The art of home-making.
She alone can keep the poetry and beauty of married life who has this poetry in her soul; who with energy and discretion can throw back and out of sight the sordid and disagreeable details which beset all human living, and can keep in the foreground that which is agreeable; who has enough knowledge of practical household matters to make unskilled and rude hands minister to her cultivated and refined tastes, and constitute her skilled brain the guide of unskilled hands. From such a home, with such a mistress, no sirens will seduce a man, even though the hair grow gray, and the merely physical charms of early days gradually pass away. The enchantment that was about her person alone in the days of courtship seems in the course of years to have interfused and penetrated the home which she has created, and which in every detail is only an expression of her personality. Her thoughts, her plans, her provident care, are everywhere; and the home attracts and holds by a thousand ties the heart which before marriage was held by the woman alone.
THE MAYFLOWER.
A perfect character.
“Was she beautiful?” you ask. I also will ask one question: “If an angel from heaven should dwell in human form, and animate any human face, would not that face be lovely? It might not be beautiful, but would it not be lovely?” She was not beautiful except after this fashion.
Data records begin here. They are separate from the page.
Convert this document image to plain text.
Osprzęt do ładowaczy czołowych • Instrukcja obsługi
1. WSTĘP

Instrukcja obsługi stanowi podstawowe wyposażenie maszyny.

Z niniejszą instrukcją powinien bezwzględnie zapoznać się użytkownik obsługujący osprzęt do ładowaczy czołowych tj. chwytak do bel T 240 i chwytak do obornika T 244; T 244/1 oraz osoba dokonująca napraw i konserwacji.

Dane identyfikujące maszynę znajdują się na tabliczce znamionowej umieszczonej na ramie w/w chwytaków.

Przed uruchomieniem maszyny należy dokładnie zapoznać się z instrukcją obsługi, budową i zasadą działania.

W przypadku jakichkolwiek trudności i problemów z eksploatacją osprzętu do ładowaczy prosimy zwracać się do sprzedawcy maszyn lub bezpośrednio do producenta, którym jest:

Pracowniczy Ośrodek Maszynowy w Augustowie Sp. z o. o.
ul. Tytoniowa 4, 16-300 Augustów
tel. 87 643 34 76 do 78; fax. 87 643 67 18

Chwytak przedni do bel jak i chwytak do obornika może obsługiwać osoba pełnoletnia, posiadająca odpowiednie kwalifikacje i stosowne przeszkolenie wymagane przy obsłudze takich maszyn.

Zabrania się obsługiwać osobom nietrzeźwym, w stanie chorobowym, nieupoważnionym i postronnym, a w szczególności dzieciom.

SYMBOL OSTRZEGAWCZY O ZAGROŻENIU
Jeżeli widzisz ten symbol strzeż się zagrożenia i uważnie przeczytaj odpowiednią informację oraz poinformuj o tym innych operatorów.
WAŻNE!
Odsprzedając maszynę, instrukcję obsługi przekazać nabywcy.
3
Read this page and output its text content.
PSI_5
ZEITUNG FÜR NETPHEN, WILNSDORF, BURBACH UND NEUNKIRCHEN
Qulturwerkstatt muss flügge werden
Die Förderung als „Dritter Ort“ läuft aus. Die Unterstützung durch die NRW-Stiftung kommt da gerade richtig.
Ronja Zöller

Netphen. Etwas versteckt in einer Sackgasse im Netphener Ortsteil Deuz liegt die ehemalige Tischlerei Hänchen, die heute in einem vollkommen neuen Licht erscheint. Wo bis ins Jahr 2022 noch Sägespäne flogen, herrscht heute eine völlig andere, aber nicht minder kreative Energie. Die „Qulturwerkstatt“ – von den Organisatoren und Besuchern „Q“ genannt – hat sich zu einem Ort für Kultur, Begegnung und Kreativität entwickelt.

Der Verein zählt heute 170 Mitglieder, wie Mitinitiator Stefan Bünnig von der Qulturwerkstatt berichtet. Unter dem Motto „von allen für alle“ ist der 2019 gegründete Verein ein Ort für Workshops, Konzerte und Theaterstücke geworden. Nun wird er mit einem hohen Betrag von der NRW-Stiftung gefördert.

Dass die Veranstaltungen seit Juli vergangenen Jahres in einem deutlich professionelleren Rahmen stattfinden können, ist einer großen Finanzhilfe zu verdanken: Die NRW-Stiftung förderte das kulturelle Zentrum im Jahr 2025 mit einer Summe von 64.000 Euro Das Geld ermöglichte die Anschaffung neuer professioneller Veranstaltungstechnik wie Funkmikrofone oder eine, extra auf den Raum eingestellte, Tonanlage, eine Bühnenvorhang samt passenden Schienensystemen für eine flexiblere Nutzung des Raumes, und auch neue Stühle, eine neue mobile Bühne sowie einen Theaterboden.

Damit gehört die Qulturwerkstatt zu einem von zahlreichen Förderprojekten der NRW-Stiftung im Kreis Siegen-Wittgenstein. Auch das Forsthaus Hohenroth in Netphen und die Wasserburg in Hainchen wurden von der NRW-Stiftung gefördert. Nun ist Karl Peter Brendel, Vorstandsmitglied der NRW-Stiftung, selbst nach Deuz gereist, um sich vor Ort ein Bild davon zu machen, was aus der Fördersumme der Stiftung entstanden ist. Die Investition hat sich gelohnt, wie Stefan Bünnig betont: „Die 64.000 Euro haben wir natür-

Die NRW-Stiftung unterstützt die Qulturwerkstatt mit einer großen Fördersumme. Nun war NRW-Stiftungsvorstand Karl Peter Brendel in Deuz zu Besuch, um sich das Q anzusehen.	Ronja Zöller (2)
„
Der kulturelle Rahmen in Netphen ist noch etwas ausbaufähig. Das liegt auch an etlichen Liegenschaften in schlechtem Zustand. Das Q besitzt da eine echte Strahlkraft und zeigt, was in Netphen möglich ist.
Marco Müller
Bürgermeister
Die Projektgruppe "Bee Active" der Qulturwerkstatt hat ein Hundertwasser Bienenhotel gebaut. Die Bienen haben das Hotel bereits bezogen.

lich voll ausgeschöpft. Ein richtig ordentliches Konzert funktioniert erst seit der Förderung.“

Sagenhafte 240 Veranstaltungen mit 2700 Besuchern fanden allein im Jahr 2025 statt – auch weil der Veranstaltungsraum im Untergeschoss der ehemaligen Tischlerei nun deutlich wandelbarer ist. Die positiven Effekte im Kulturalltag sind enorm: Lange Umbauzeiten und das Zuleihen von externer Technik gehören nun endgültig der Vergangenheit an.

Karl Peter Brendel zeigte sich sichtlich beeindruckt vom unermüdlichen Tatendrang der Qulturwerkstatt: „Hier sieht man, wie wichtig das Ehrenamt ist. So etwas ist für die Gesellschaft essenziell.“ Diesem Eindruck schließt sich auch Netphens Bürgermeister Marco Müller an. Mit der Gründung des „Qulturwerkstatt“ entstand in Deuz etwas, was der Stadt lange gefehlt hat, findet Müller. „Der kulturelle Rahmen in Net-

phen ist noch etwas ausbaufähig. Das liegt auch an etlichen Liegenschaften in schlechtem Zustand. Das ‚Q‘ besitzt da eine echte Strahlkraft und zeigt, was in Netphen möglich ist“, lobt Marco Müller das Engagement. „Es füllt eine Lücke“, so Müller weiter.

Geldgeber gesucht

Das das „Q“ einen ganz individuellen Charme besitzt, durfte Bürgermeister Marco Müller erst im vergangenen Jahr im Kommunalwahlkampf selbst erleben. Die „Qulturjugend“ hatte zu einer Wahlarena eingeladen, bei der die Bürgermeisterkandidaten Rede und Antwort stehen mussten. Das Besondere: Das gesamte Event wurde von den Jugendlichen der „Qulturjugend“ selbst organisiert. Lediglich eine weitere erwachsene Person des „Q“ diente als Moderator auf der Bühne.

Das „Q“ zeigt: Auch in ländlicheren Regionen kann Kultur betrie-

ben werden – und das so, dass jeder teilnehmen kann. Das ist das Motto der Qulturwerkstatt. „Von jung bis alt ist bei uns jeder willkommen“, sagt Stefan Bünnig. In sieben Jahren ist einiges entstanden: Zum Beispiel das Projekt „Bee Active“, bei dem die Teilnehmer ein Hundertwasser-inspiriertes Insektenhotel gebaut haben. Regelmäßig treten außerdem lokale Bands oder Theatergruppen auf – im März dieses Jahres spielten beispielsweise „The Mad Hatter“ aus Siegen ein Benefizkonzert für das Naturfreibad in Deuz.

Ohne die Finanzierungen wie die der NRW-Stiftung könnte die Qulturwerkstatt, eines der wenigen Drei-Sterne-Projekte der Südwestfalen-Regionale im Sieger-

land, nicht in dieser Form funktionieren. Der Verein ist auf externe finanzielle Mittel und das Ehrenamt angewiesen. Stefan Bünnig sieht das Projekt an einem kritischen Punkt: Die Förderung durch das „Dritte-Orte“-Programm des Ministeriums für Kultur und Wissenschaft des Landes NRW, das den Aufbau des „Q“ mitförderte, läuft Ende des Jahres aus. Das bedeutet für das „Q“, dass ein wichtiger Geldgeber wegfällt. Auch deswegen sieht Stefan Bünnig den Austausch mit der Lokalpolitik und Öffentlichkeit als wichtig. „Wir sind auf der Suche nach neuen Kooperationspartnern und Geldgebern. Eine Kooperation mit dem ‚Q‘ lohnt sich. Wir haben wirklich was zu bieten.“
How well I remember her, as she used sometimes to sit thinking, with her head resting on her hand, her face mild and placid, with a quiet October sunshine in her blue eyes, and an ever-present smile over her whole countenance. I remember the sudden sweetness of look when any one spoke to her; the prompt attention, the quick comprehension of things before you uttered them, the obliging readiness to leave for you whatever she was doing.
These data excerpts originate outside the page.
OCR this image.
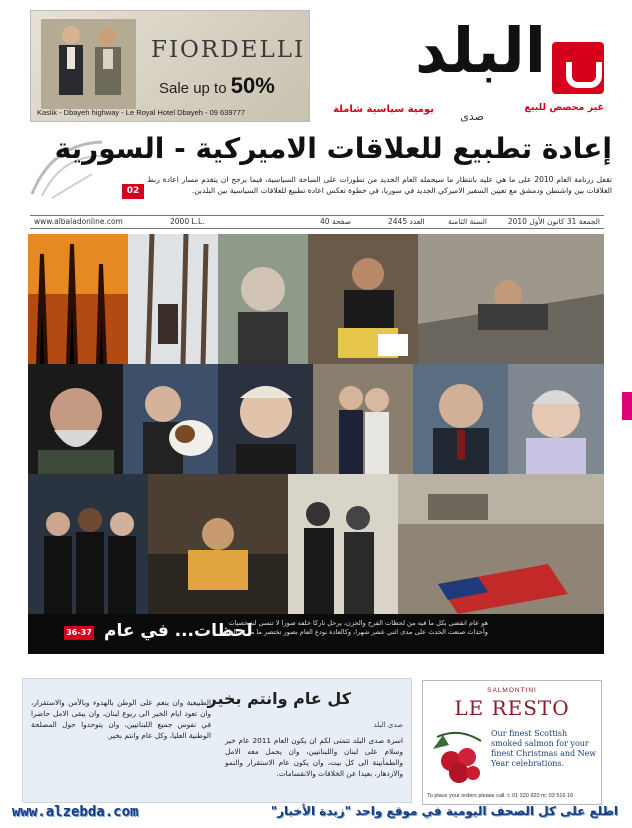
FIORDELLI
Sale up to 50%
Kaslik - Dbayeh highway - Le Royal Hotel Dbayeh - 09 639777
البلد
غير محصص للبيع
يومية سياسية شاملة
صدى
إعادة تطبيع للعلاقات الاميركية - السورية
تقفل رزنامة العام 2010 على ما هي عليه بانتظار ما سيحمله العام الجديد من تطورات على الساحة السياسية، فيما يرجح ان يتقدم مسار اعادة ربط العلاقات بين واشنطن ودمشق مع تعيين السفير الاميركي الجديد في سوريا، في خطوة تعكس اعادة تطبيع للعلاقات السياسية بين البلدين.
02
www.albaladonline.com	2000 L.L.	40 صفحة	العدد 2445	السنة الثامنة	الجمعة 31 كانون الأول 2010
لحظات... في عام
هو عام انقضى بكل ما فيه من لحظات الفرح والحزن، يرحل تاركا خلفه صورا لا تنسى لشخصيات وأحداث صنعت الحدث على مدى اثني عشر شهرا، وكالعادة نودع العام بصور تختصر ما مر به العالم.
36-37
كل عام وانتم بخير
صدى البلد
اسرة صدى البلد تتمنى لكم ان يكون العام 2011 عام خير وسلام على لبنان واللبنانيين، وان يحمل معه الامل والطمأنينة الى كل بيت، وان يكون عام الاستقرار والنمو والازدهار، بعيدا عن الخلافات والانقسامات.
الطبيعية وان ينعم على الوطن بالهدوء وبالأمن والاستقرار، وان تعود ايام الخير الى ربوع لبنان، وان يبقى الامل حاضرا في نفوس جميع اللبنانيين، وان يتوحدوا حول المصلحة الوطنية العليا، وكل عام وانتم بخير.
SALMONTINI
LE RESTO
Our finest Scottish smoked salmon for your finest Christmas and New Year celebrations.
To place your orders please call: t: 01 320 920 m: 03 516 16
www.alzebda.com	اطلع على كل الصحف اليومية في موقع واحد "زبدة الأخبار"
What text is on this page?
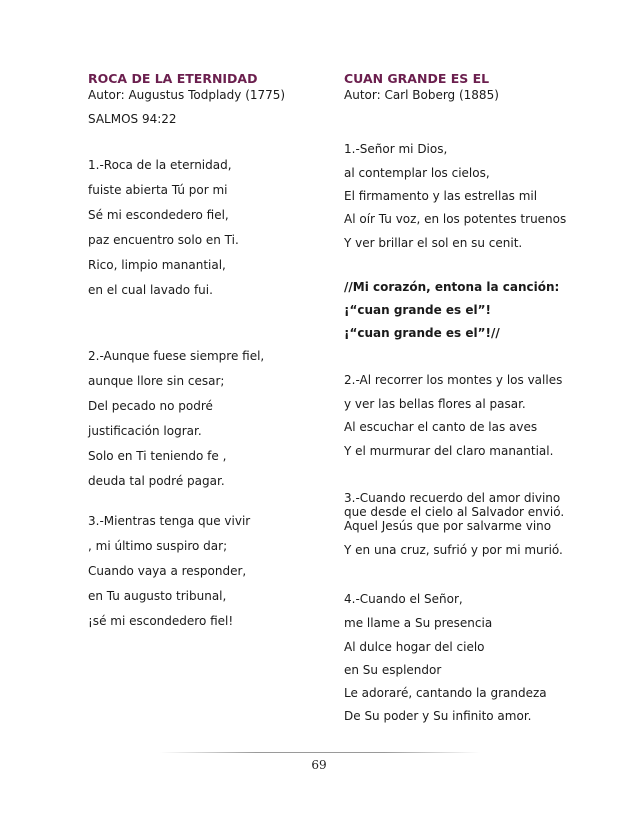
ROCA DE LA ETERNIDAD

Autor: Augustus Todplady (1775)

SALMOS 94:22

1.-Roca de la eternidad,

fuiste abierta Tú por mi

Sé mi escondedero fiel,

paz encuentro solo en Ti.

Rico, limpio manantial,

en el cual lavado fui.

2.-Aunque fuese siempre fiel,

aunque llore sin cesar;

Del pecado no podré

justificación lograr.

Solo en Ti teniendo fe ,

deuda tal podré pagar.

3.-Mientras tenga que vivir

, mi último suspiro dar;

Cuando vaya a responder,

en Tu augusto tribunal,

¡sé mi escondedero fiel!

CUAN GRANDE ES EL

Autor: Carl Boberg (1885)

1.-Señor mi Dios,

al contemplar los cielos,

El firmamento y las estrellas mil

Al oír Tu voz, en los potentes truenos

Y ver brillar el sol en su cenit.

//Mi corazón, entona la canción:

¡“cuan grande es el”!

¡“cuan grande es el”!//

2.-Al recorrer los montes y los valles

y ver las bellas flores al pasar.

Al escuchar el canto de las aves

Y el murmurar del claro manantial.

3.-Cuando recuerdo del amor divino

que desde el cielo al Salvador envió.

Aquel Jesús que por salvarme vino

Y en una cruz, sufrió y por mi murió.

4.-Cuando el Señor,

me llame a Su presencia

Al dulce hogar del cielo

en Su esplendor

Le adoraré, cantando la grandeza

De Su poder y Su infinito amor.

69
To those who mistake occasional pensiveness for melancholy, it might seem strange to say that my Aunt Mary was always happy. Yet she was so. Her spirits never rose to buoyancy, and never sunk to despondency. I know that it is an article in the sentimental confession of faith that such a character cannot be interesting. For this impression there is some ground. The placidity of a medium, commonplace mind is uninteresting, but the placidity of a strong and well governed one borders on the sublime. Mutability of emotion characterizes inferior orders of being; but He who combines all interest, all excitement, all perfection, is “the same yesterday, to-day, and forever.” And if there be anything sublime in the idea of an Almighty Mind, in perfect peace itself, and, therefore, at leisure to bestow all its energies on the wants of others, there is at least a reflection of the same sublimity in the character of that human being who has so quieted and governed the world within that nothing is left to absorb sympathy or distract attention from those around.
Such a woman was my Aunt Mary. Her placidity was not so much the result of temperament as of choice. She had every susceptibility of suffering incident to the noblest and most delicate constitution of mind; but they had been so directed that, instead of concentrating thought on self, they had prepared her to understand and feel for others.
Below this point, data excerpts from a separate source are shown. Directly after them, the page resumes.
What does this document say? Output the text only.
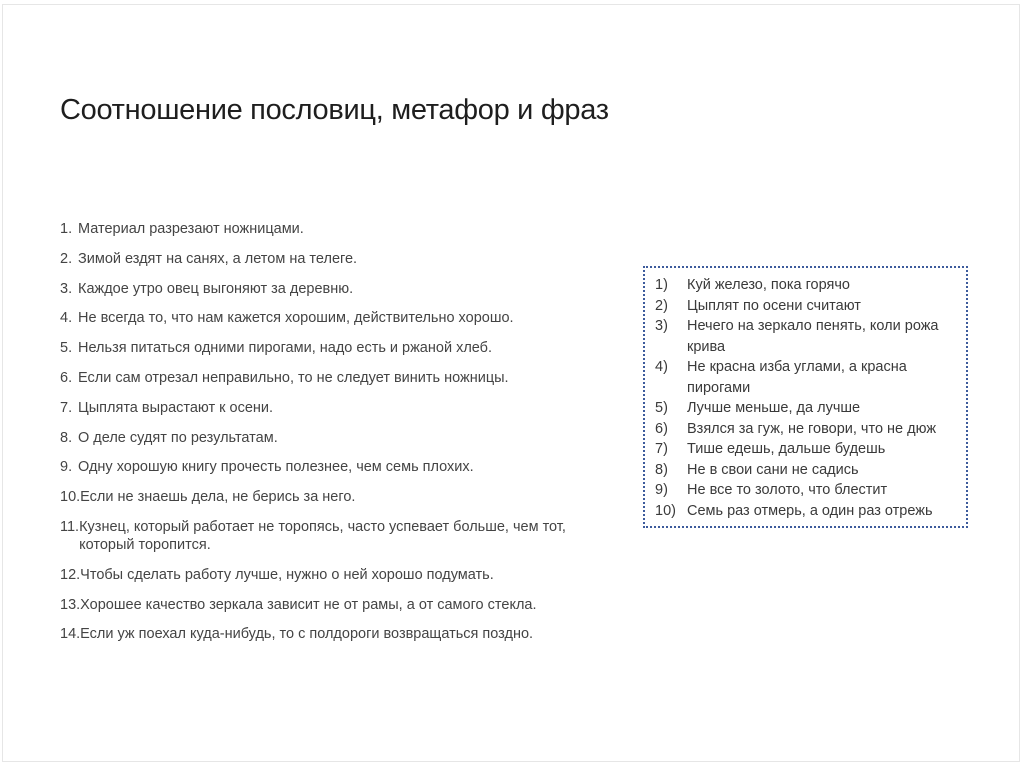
Соотношение пословиц, метафор и фраз
1. Материал разрезают ножницами.
2. Зимой ездят на санях, а летом на телеге.
3. Каждое утро овец выгоняют за деревню.
4. Не всегда то, что нам кажется хорошим, действительно хорошо.
5. Нельзя питаться одними пирогами, надо есть и ржаной хлеб.
6. Если сам отрезал неправильно, то не следует винить ножницы.
7. Цыплята вырастают к осени.
8. О деле судят по результатам.
9. Одну хорошую книгу прочесть полезнее, чем семь плохих.
10. Если не знаешь дела, не берись за него.
11. Кузнец, который работает не торопясь, часто успевает больше, чем тот, который торопится.
12. Чтобы сделать работу лучше, нужно о ней хорошо подумать.
13. Хорошее качество зеркала зависит не от рамы, а от самого стекла.
14. Если уж поехал куда-нибудь, то с полдороги возвращаться поздно.
1)	Куй железо, пока горячо
2)	Цыплят по осени считают
3)	Нечего на зеркало пенять, коли рожа крива
4)	Не красна изба углами, а красна пирогами
5)	Лучше меньше, да лучше
6)	Взялся за гуж, не говори, что не дюж
7)	Тише едешь, дальше будешь
8)	Не в свои сани не садись
9)	Не все то золото, что блестит
10) Семь раз отмерь, а один раз отрежь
She was, beyond all things else, a sympathetic person, and her character, like the green in a landscape, was less remarkable for what it was in itself than for its perfect and beautiful harmony with all the coloring and shading around it.
Other women have had talents, others have been good; but no woman that ever I knew possessed goodness and talent in union with such an intuitive perception of feelings, and such a faculty of instantaneous adaptation to them. The most troublesome thing in this world is to be condemned to the society of a person who can never understand anything you say unless you say the whole of it, making your commas and periods as you go along; and the most desirable thing in the world is to live with a person who saves you all the trouble of talking by knowing just what you mean before you begin to speak.